Step 1: To get a powerful vocal like this sounding suitably rock-like, you need to be aggressive. We EQ it, boosting the highs dramatically and cutting out a good chunk of the lows. We need our singer coming in nice and hot, and this will do the trick.
Compression and limiting
Step 2: Likewise, you can hit the compression really hard to get a powerful, pumping vocal. We go for a Ratio of just below 5:1, with slow Attack and medium Release, and a good dose of Make-Up gain. A limiter probably wouldn’t hurt either if your singer has a big voice.

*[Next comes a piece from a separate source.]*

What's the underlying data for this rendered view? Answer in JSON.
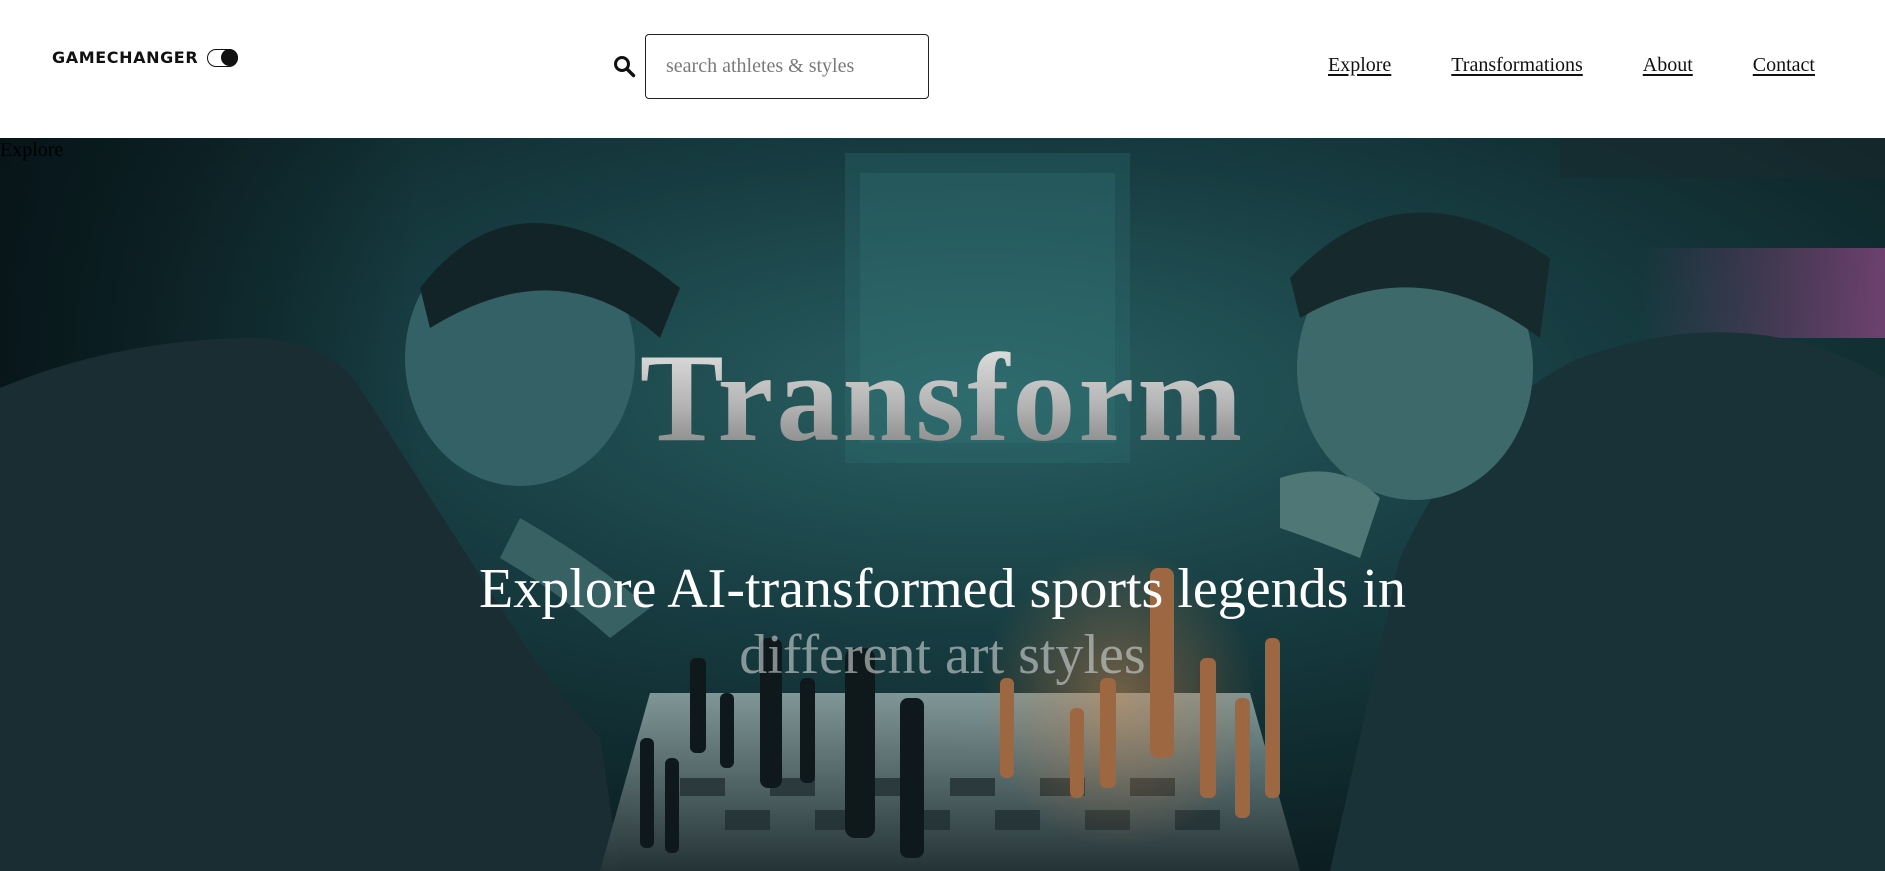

Step 3: Nothing will help you get a classic rock sound quicker than putting your vocals through some distortion. NI’s Guitar Rig 3 works great on guitars, but is just as effective on other sources, including vocals. We use it as a send effect to give our singer a bit of crunch.
Pull it back?
Step 4: Sometimes things are a bit less intense and you need to tone down that huge sound a little to preserve the dynamics. We switch vocals to something quieter and with more dynamic range, then pull back the processing a little, and add some reverb.
'60s layered vocals
Step 5: Aiming for an old-school, ‘60s-style vocal? Layer a couple of different takes, then EQ out the highs and lows and boost the mids. You won’t need a huge amount of compression, but a little reverb and delay will go a long way towards achieving this effect.
Step 6: No guide to rock vocals would be complete without some demonic metal. We turn our first vocal into a seething hell-beast by layering up a number of different compressed vocal takes and sending them all to an auxiliary track with Guitar Rig 3 loaded onto it. We also spike the EQ at around 80Hz to give it some grunt.